The Moffs weren’t going down without a fight. Fett plunged into the smoke and stabbing bolts of energy, suddenly realizing how much more punishment his beskar armor plates absorbed than the old durasteel ones.
In the noise and chaos, with even his HUD display sometimes overwhelmed by the volume of flashing blasterfire, he was unnerved to see Jaina Solo, a small woman by any standards, deflecting bolts with a lightsaber and with nothing but a gray fabric flight suit for protection.
He’d have to remember to tell her one day how impressive it looked. For the time being, all he could register was the direction of incoming fire, and Jaina-cursing loud enough for him to hear over the crack and slap of blaster discharge-saying that Tahiri had vanished.

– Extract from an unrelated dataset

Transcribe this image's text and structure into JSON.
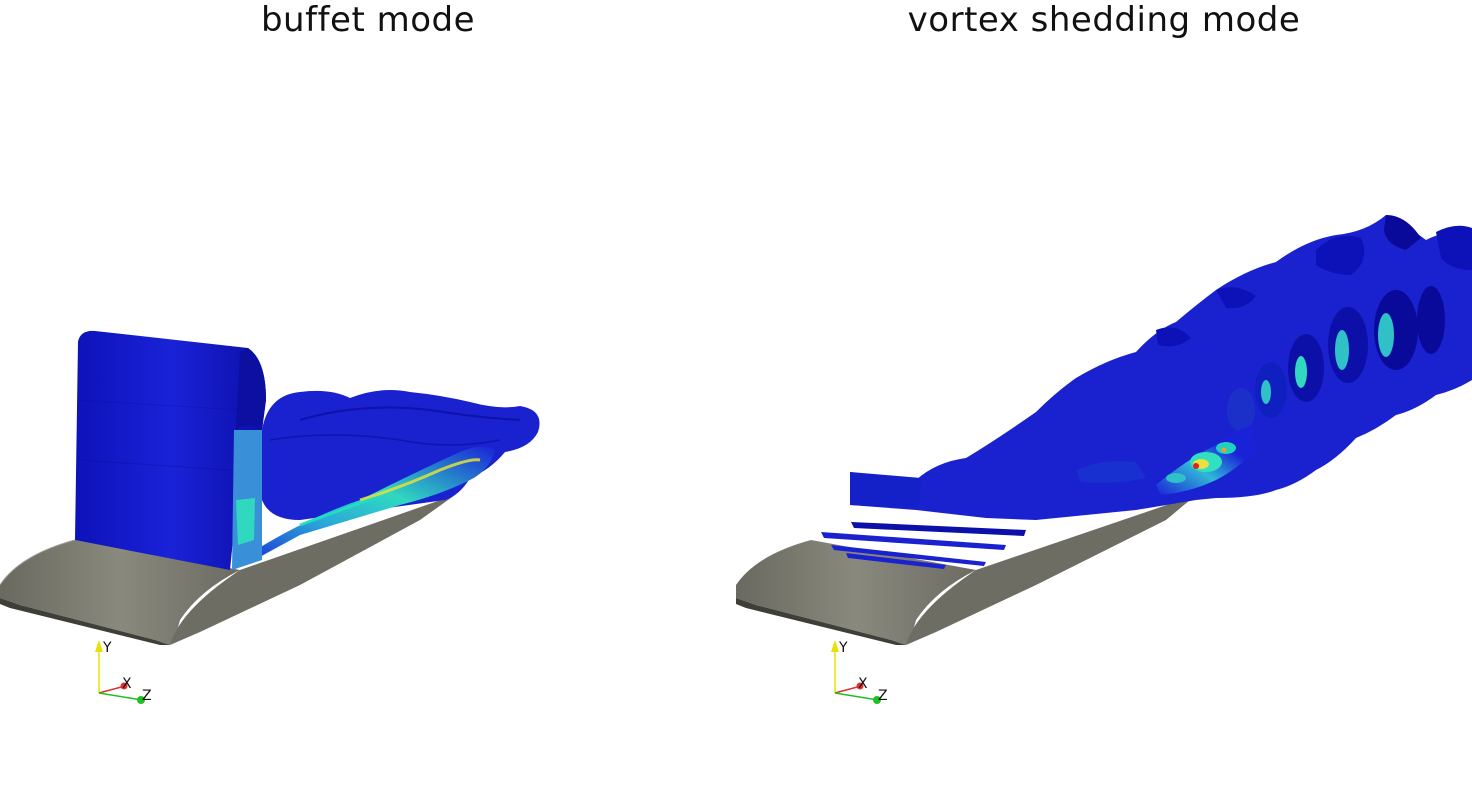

GALACTIC WARSHIP OCEAN, OFF FONDOR
Chimaera cut a swath through the battlefield and headed straight for the Anakin Solo, firing turbolasers.
“They always say that Daala tore up the strategy books.” Niathal was still assessing the strength and firepower of the eclectic fleet that had just fallen into her lap. Her immediate guess was that she now had 30 percent more hulls than the Moff-Jacen fleet, as she now thought of it. “She looks as if she’s going to ram him.”
“I’d get out of her way, “Makin said.